The problem with the name Alphabet is that it is banal to a menacing degree, a play for universality that ends up meaning nothing at all. What dooms it is the distance between how flat the word is aesthetically (say it 10 times fast and watch your mood drop), and its naked ambition as a marker of greatness, the kind you get when you ask your nephew, “What kind of superpower do you want?” and he replies, “All of them!” Your nephew is 17.
Compare the plodding, striving, uncool Alphabet with its subsidiary, the Dadaist Google, which as the story goes is a bastardization of Googol, itself a word invented by a child. It technically means nothing yet suggests so much—magic, mathematics, play. Has a corporate title ever lent itself so easily to becoming a verb? Has any rhyme pair done more work to defuse corporate suspicion as the Google Doodle? Google is the kid in the corner humming and dancing and creating worlds out of Play-Doh. Alphabet is the one stacking blocks in the middle of the room shouting, “Look at me!”
That’s why Google’s transubstantiation into Alphabet is a bully move, made more so because of the company’s size and importance. Nearly gone are the simple days when you named an enterprise after yourself (“Abercrombie & Fitch” remains one of the most delightful things to say, however odious the brand), or stated clearly what you do (the beautiful run of syllables that is “American Telephone & Telegraph”). The Super-Google could have called itself anything it wanted. So naturally it has made the the biggest semiotic land grab it could, and simply crowded out all the previous squatters who previously made the mistake of using the word.

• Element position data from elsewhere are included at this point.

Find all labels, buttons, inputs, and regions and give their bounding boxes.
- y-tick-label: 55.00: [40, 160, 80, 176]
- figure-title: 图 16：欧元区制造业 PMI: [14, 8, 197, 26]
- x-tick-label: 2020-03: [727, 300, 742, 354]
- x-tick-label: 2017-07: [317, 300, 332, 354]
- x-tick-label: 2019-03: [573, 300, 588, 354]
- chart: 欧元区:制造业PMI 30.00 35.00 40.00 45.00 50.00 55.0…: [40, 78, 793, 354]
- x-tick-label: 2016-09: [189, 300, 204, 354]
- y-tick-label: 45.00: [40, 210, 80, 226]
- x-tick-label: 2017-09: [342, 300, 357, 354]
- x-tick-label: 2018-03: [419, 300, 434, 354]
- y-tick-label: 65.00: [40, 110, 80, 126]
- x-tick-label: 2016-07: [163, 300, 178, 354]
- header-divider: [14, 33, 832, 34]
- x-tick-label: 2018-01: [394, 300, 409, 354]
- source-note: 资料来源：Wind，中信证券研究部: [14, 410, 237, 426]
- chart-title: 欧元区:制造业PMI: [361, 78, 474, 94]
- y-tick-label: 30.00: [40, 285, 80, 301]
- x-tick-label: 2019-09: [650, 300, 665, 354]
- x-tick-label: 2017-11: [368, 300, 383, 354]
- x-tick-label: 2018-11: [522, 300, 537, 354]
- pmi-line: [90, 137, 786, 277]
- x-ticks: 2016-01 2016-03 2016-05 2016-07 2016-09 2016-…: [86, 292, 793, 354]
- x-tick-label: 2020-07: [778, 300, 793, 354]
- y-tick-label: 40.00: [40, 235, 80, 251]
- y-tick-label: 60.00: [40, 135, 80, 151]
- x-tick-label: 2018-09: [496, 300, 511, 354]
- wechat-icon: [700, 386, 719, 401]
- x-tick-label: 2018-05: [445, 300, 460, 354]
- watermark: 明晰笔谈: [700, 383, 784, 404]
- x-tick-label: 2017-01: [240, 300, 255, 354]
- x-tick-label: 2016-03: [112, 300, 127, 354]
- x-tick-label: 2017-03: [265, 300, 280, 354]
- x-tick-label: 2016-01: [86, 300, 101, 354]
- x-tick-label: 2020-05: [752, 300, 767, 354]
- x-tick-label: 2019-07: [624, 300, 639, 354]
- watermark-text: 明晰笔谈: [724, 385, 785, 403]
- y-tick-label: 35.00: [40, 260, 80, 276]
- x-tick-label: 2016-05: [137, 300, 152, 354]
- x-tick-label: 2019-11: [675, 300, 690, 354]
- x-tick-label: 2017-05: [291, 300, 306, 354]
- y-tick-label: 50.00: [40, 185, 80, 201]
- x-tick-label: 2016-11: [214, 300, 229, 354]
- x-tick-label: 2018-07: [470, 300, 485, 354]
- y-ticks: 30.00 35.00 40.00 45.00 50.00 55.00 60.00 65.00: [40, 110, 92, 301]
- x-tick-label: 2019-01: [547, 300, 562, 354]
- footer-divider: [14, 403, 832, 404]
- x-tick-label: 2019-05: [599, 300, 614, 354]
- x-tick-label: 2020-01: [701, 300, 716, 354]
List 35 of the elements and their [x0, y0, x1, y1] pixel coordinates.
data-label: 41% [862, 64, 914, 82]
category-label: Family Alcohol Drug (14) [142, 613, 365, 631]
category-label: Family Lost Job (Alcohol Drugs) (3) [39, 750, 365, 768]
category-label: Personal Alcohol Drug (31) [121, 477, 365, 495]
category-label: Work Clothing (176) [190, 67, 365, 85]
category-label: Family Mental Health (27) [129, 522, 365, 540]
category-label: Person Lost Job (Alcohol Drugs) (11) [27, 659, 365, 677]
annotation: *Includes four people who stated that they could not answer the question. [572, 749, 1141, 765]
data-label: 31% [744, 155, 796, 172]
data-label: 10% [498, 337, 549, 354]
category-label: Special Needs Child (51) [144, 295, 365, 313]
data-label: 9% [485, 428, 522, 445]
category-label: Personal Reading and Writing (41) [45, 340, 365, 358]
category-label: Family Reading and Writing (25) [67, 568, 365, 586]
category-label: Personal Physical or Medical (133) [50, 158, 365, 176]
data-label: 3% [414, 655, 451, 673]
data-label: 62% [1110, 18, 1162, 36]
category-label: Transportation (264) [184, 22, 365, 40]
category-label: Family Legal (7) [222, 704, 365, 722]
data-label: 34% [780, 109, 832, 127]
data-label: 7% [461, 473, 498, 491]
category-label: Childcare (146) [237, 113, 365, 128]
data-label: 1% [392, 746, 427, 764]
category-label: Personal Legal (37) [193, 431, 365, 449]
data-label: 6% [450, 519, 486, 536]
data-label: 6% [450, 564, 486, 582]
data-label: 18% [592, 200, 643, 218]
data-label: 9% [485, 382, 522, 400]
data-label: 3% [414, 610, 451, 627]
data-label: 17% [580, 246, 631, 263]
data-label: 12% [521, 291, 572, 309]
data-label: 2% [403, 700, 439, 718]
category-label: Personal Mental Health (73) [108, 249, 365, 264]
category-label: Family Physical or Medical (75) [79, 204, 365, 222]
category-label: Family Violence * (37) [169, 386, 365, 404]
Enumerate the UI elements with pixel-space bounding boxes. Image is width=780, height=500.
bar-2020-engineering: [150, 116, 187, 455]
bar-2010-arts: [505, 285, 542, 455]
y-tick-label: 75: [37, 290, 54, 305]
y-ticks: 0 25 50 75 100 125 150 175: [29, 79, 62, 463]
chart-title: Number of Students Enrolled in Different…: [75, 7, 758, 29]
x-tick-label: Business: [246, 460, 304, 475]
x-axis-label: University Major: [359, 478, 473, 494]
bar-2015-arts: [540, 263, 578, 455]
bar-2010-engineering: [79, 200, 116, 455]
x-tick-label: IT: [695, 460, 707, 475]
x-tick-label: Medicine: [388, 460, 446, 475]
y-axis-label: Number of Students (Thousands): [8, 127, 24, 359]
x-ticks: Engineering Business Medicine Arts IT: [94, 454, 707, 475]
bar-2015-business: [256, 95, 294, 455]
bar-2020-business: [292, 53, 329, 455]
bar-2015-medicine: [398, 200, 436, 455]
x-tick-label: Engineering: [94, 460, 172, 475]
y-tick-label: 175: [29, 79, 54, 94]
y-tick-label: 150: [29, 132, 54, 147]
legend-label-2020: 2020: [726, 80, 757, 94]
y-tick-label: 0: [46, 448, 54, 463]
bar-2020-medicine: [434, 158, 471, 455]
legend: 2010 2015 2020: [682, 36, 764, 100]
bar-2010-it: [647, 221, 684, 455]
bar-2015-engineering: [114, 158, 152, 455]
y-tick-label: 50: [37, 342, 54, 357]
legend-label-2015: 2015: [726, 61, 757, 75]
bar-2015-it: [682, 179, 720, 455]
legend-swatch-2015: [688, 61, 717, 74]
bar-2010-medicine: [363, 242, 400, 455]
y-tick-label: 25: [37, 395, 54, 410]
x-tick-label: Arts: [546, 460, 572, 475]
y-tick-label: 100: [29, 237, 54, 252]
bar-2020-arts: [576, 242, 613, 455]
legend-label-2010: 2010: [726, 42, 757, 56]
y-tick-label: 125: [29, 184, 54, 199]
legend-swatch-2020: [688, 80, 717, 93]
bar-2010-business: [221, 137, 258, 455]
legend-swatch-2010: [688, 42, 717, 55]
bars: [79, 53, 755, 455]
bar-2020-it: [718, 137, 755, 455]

But one of those squatters is us—and the name we use for the building blocks of our language has now been partially co-opted. Orwell would not be surprised. Who can stand up for the original alphabet? Certainly not the greatest repository of information the world has ever known (not the dictionary), which is now owned by the other Alphabet. As of this writing, Google still displays the definition of alphabet when you search for the term. But right below that are pages and pages of its own self-generated news. (See also: the 10 pages it takes into a search for apple to get a reference to fruit.) The new Alphabet is already replacing the old alphabet, and yet another word—a very important word—that was once in the common purview recedes further into the distance.